We have allocated two hours for five excellent debates. The first sees Barbara Rantner (Germany) proposing that CEA still remains the first line intervention in the early time period after onset of symptoms, with Peter Schneider (USA) proposing that modern CAS techniques make CAS just as safe as surgery in this situation. The second debate pitches Hans-Henning Eckstein (Germany) against Alun Davies (UK) as to whether completion assessment should be mandatory during carotid endarterectomy. The third debate sees Ross Naylor (U) defending the position that the majority of patients do not require surveillance or reintervention after CEA and CAS, whilst Bill Gray (USA) opposes this motion. The fourth debate proposes that vertebral artery stenting should only be performed in patients with recurrent symptoms (with the majority being treated medically), a position opposed by Nick Hopkins (USA). The final debate sees Rao Vallabheni (UK) defending the proposal that there is no role for screening to detect asymptomatic carotid stenoses, which is opposed by Andrew Nicolaides (Cyprus). All of our debaters are known for their expertise, wit and debating style and a memorable session is anticipated for all of our participants and audience.
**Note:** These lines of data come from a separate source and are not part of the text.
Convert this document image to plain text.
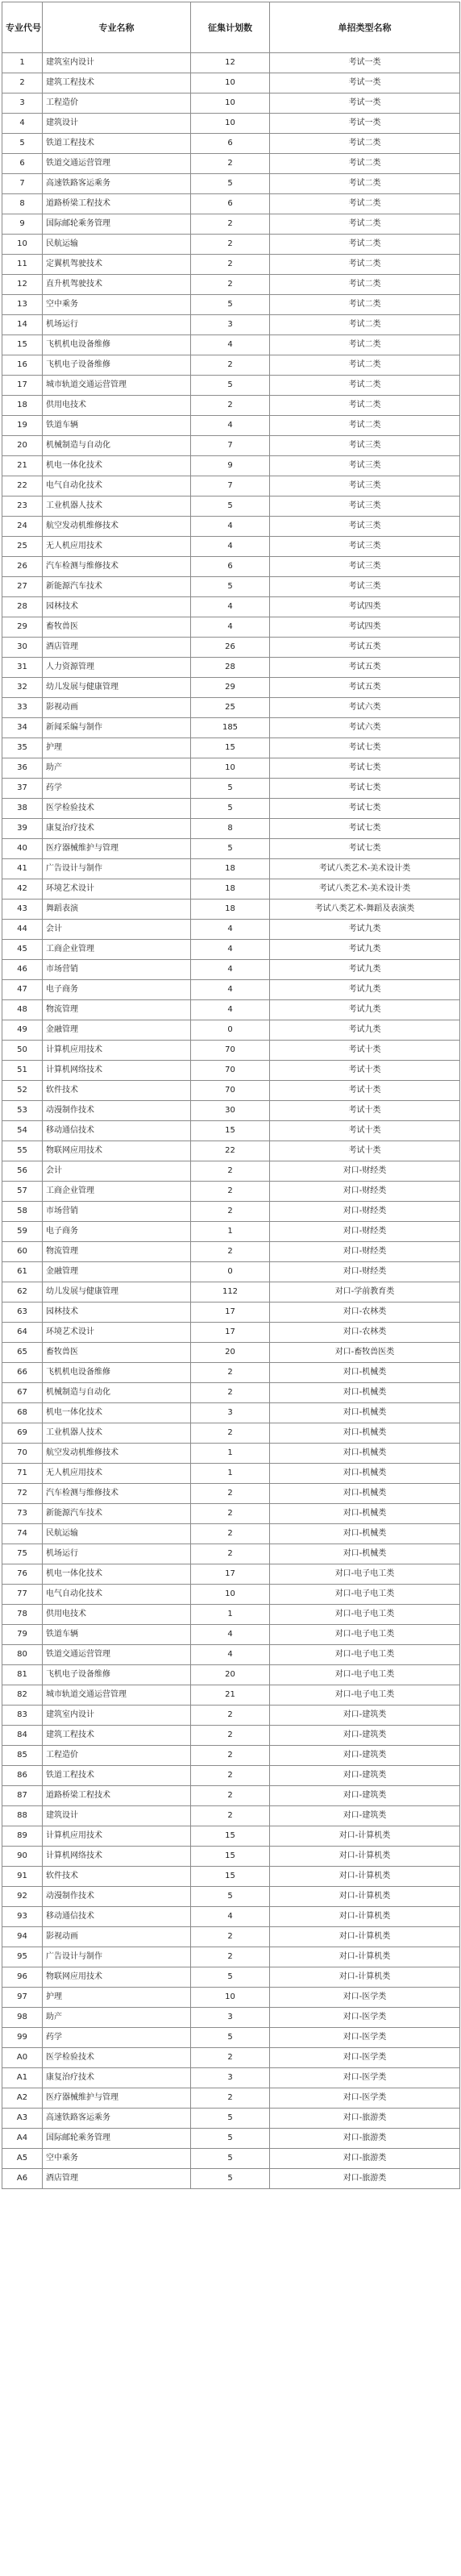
专业代号	专业名称	征集计划数	单招类型名称
1	建筑室内设计	12	考试一类
2	建筑工程技术	10	考试一类
3	工程造价	10	考试一类
4	建筑设计	10	考试一类
5	铁道工程技术	6	考试二类
6	铁道交通运营管理	2	考试二类
7	高速铁路客运乘务	5	考试二类
8	道路桥梁工程技术	6	考试二类
9	国际邮轮乘务管理	2	考试二类
10	民航运输	2	考试二类
11	定翼机驾驶技术	2	考试二类
12	直升机驾驶技术	2	考试二类
13	空中乘务	5	考试二类
14	机场运行	3	考试二类
15	飞机机电设备维修	4	考试二类
16	飞机电子设备维修	2	考试二类
17	城市轨道交通运营管理	5	考试二类
18	供用电技术	2	考试二类
19	铁道车辆	4	考试二类
20	机械制造与自动化	7	考试三类
21	机电一体化技术	9	考试三类
22	电气自动化技术	7	考试三类
23	工业机器人技术	5	考试三类
24	航空发动机维修技术	4	考试三类
25	无人机应用技术	4	考试三类
26	汽车检测与维修技术	6	考试三类
27	新能源汽车技术	5	考试三类
28	园林技术	4	考试四类
29	畜牧兽医	4	考试四类
30	酒店管理	26	考试五类
31	人力资源管理	28	考试五类
32	幼儿发展与健康管理	29	考试五类
33	影视动画	25	考试六类
34	新闻采编与制作	185	考试六类
35	护理	15	考试七类
36	助产	10	考试七类
37	药学	5	考试七类
38	医学检验技术	5	考试七类
39	康复治疗技术	8	考试七类
40	医疗器械维护与管理	5	考试七类
41	广告设计与制作	18	考试八类艺术-美术设计类
42	环境艺术设计	18	考试八类艺术-美术设计类
43	舞蹈表演	18	考试八类艺术-舞蹈及表演类
44	会计	4	考试九类
45	工商企业管理	4	考试九类
46	市场营销	4	考试九类
47	电子商务	4	考试九类
48	物流管理	4	考试九类
49	金融管理	0	考试九类
50	计算机应用技术	70	考试十类
51	计算机网络技术	70	考试十类
52	软件技术	70	考试十类
53	动漫制作技术	30	考试十类
54	移动通信技术	15	考试十类
55	物联网应用技术	22	考试十类
56	会计	2	对口-财经类
57	工商企业管理	2	对口-财经类
58	市场营销	2	对口-财经类
59	电子商务	1	对口-财经类
60	物流管理	2	对口-财经类
61	金融管理	0	对口-财经类
62	幼儿发展与健康管理	112	对口-学前教育类
63	园林技术	17	对口-农林类
64	环境艺术设计	17	对口-农林类
65	畜牧兽医	20	对口-畜牧兽医类
66	飞机机电设备维修	2	对口-机械类
67	机械制造与自动化	2	对口-机械类
68	机电一体化技术	3	对口-机械类
69	工业机器人技术	2	对口-机械类
70	航空发动机维修技术	1	对口-机械类
71	无人机应用技术	1	对口-机械类
72	汽车检测与维修技术	2	对口-机械类
73	新能源汽车技术	2	对口-机械类
74	民航运输	2	对口-机械类
75	机场运行	2	对口-机械类
76	机电一体化技术	17	对口-电子电工类
77	电气自动化技术	10	对口-电子电工类
78	供用电技术	1	对口-电子电工类
79	铁道车辆	4	对口-电子电工类
80	铁道交通运营管理	4	对口-电子电工类
81	飞机电子设备维修	20	对口-电子电工类
82	城市轨道交通运营管理	21	对口-电子电工类
83	建筑室内设计	2	对口-建筑类
84	建筑工程技术	2	对口-建筑类
85	工程造价	2	对口-建筑类
86	铁道工程技术	2	对口-建筑类
87	道路桥梁工程技术	2	对口-建筑类
88	建筑设计	2	对口-建筑类
89	计算机应用技术	15	对口-计算机类
90	计算机网络技术	15	对口-计算机类
91	软件技术	15	对口-计算机类
92	动漫制作技术	5	对口-计算机类
93	移动通信技术	4	对口-计算机类
94	影视动画	2	对口-计算机类
95	广告设计与制作	2	对口-计算机类
96	物联网应用技术	5	对口-计算机类
97	护理	10	对口-医学类
98	助产	3	对口-医学类
99	药学	5	对口-医学类
A0	医学检验技术	2	对口-医学类
A1	康复治疗技术	3	对口-医学类
A2	医疗器械维护与管理	2	对口-医学类
A3	高速铁路客运乘务	5	对口-旅游类
A4	国际邮轮乘务管理	5	对口-旅游类
A5	空中乘务	5	对口-旅游类
A6	酒店管理	5	对口-旅游类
What key data should delegates expect from the Acute Stroke Abstract Presentations?
I would hope that the delegates will have a better understanding of how to plan early interventions and treatment strategies in patients with symptomatic carotid and vertebral disease and how to address a few ‘sacred cows’ that arouse considerable debate around the world, especially surveillance after carotid interventions, interventions to ‘prevent’ dementia and screening for asymptomatic carotid disease.